Using Athena version 2, the same parquet data is read without errors. Also, before opening this issue, we ensured that our data corresponded to all the described recommendations from the Athena 3 guide.
Error: SERIALIZATION_ERROR: Could not serialize column 'timestamp' of type 'timestamp(3)' at position 1:1
Below is the suggested solution to the problem from the documentation:
Precision mismatch in Timestamp columns causes serialization error
Error message: SERIALIZATION_ERROR: Could not serialize column 'COLUMNZ' of type 'timestamp(3)' at position X:Y
Cause: Athena engine version 3 checks to make sure that the precision of timestamps in the data is the same as the precision specified for the column data type in the table specification. Currently, this precision is always 3. If the data has a precision greater than this, queries fail with the error noted.
Suggested solution: Check your data to make sure that your timestamps have millisecond precision.
In our parquet data, we use a timestamp field with Unix time format, which has millisecond precision:
"timestamp": 1688479202968
Example of our parquet data and DDL statement for creating Athena table:
{
"id": "23020733",
"timestamp": 1688479202968,
"receiveTimestamp": 1688479203118
...
}
CREATE EXTERNAL TABLE `sample_table`(
`id` string,
`timestamp` timestamp,
`receivetimestamp` timestamp
)
ROW FORMAT SERDE
'org.apache.hadoop.hive.ql.io.parquet.serde.ParquetHiveSerDe'
STORED AS INPUTFORMAT
'org.apache.hadoop.hive.ql.io.parquet.MapredParquetInputFormat'
OUTPUTFORMAT
'org.apache.hadoop.hive.ql.io.parquet.MapredParquetOutputFormat'
LOCATION
's3://...'
It is critical for us to ensure the normal functioning of the Athena query without changing existing requests or the parquet files.
At this stage, we have switched Athena to version 2 for all our services and are still working with it.
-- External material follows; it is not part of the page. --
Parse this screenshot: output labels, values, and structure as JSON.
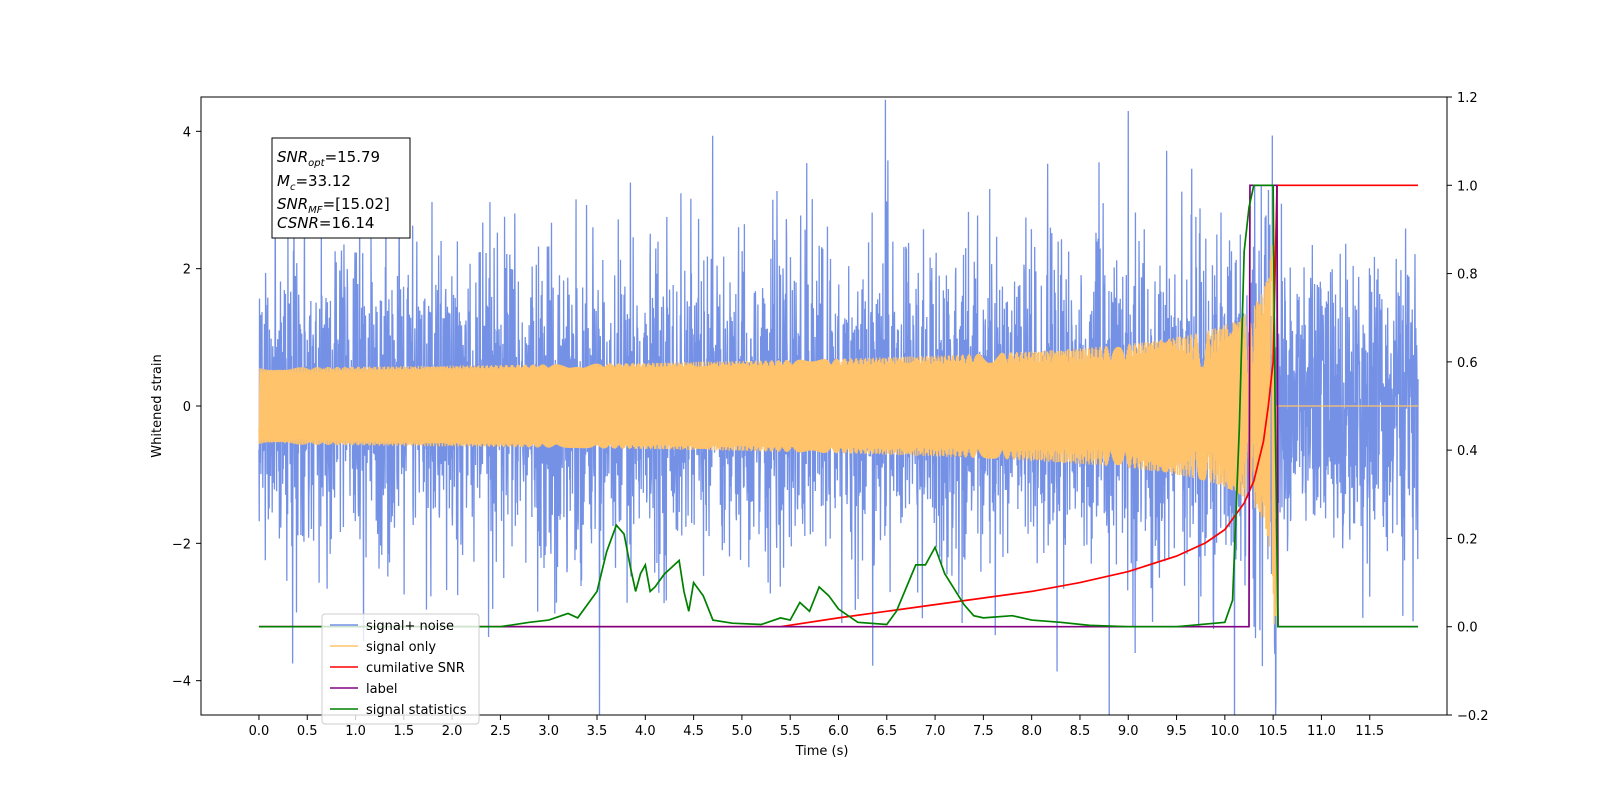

What is the correct description of this field in the Athena table? If it's a bug on WAS side, how could I report it to them?
Thanks Abhishek! The thing is, their release note says that they fixed it and Athena 3 is in parity with Athena 2, but it still doesn't work for us. We also tried to test the parquet file with different encoding, and it works:
But the problem cannot be in the parquet files, as they are processed by Athena 2 without issues. I already opened a support case in AWS portal, hopefully, they will answer, but as we are not entitled to technical support, I don't know if this is going to be solved.